Pine Cone Flower Art #FlowerProject
J creates flower art with pine cones using a White Pitcher that was a gift from Life in Bloom Viewer- Jackie Buys
J will create – Lavender Painted Pine Cones to look like Lilacs
365 Flower Idea/Tip/Trick – using bubble wrap- as an applicator for paint to get a dappled application that provides a textural dimension and mottled impression for this fun flower project. J shares this on the Pine Cones he will be using in this week’s #FlowerProject
Flower Arrangement with Foraged Materials
J creates a more advanced – elaborate arrangement with foraged materials – using a found piece of driftwood from an excursion to Lake Huron!
This project will additional include- Stones, Bark, Driftwood, Rocks, Shells, Branches, Moss, Queen Anne’s Lace, and other foraged items- as well as Beautiful Flowers!

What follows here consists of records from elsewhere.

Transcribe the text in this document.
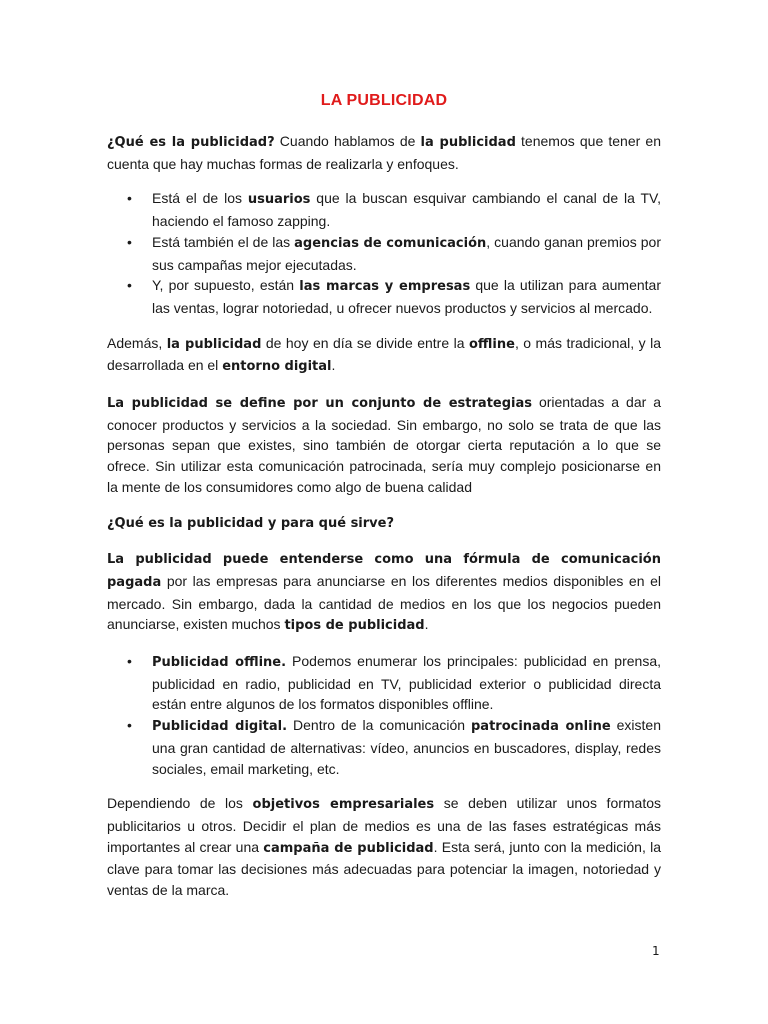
LA PUBLICIDAD

¿Qué es la publicidad? Cuando hablamos de la publicidad tenemos que tener en cuenta que hay muchas formas de realizarla y enfoques.

• Está el de los usuarios que la buscan esquivar cambiando el canal de la TV, haciendo el famoso zapping.
• Está también el de las agencias de comunicación, cuando ganan premios por sus campañas mejor ejecutadas.
• Y, por supuesto, están las marcas y empresas que la utilizan para aumentar las ventas, lograr notoriedad, u ofrecer nuevos productos y servicios al mercado.

Además, la publicidad de hoy en día se divide entre la offline, o más tradicional, y la desarrollada en el entorno digital.

La publicidad se define por un conjunto de estrategias orientadas a dar a conocer productos y servicios a la sociedad. Sin embargo, no solo se trata de que las personas sepan que existes, sino también de otorgar cierta reputación a lo que se ofrece. Sin utilizar esta comunicación patrocinada, sería muy complejo posicionarse en la mente de los consumidores como algo de buena calidad

¿Qué es la publicidad y para qué sirve?

La publicidad puede entenderse como una fórmula de comunicación pagada por las empresas para anunciarse en los diferentes medios disponibles en el mercado. Sin embargo, dada la cantidad de medios en los que los negocios pueden anunciarse, existen muchos tipos de publicidad.

• Publicidad offline. Podemos enumerar los principales: publicidad en prensa, publicidad en radio, publicidad en TV, publicidad exterior o publicidad directa están entre algunos de los formatos disponibles offline.
• Publicidad digital. Dentro de la comunicación patrocinada online existen una gran cantidad de alternativas: vídeo, anuncios en buscadores, display, redes sociales, email marketing, etc.

Dependiendo de los objetivos empresariales se deben utilizar unos formatos publicitarios u otros. Decidir el plan de medios es una de las fases estratégicas más importantes al crear una campaña de publicidad. Esta será, junto con la medición, la clave para tomar las decisiones más adecuadas para potenciar la imagen, notoriedad y ventas de la marca.

1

Viewer Feedback- Jackie Buys
It’s time to share some Flower Fan Mail-
Today I have 4 photos to share with you from viewer Jackie Buys, one of which includes flowers in a favorite container of hers – a white pitcher similar to the one earlier in today’s show…
Jackie wanted to share her FAVORITE Vase- with me- and sent my Own White Pitcher- so I want to share these Beautiful Flower Creations Jackie creates – for her “Life in Bloom”…
I LOVE to see what you create with flowers inspired by Life in Bloom – we call your arrangements “Schwankes” after a viewer’s nickname. Send them to firstname.lastname@example.org – the letter j at the letter u- bloom.com and watch for more Schwankes on upcoming shows
Are you inspired to forage a few flowers for your own bouquet? If so, you now have guidelines to do so with care and with conservation in mind. For Life In Bloom, I’m J Schwanke.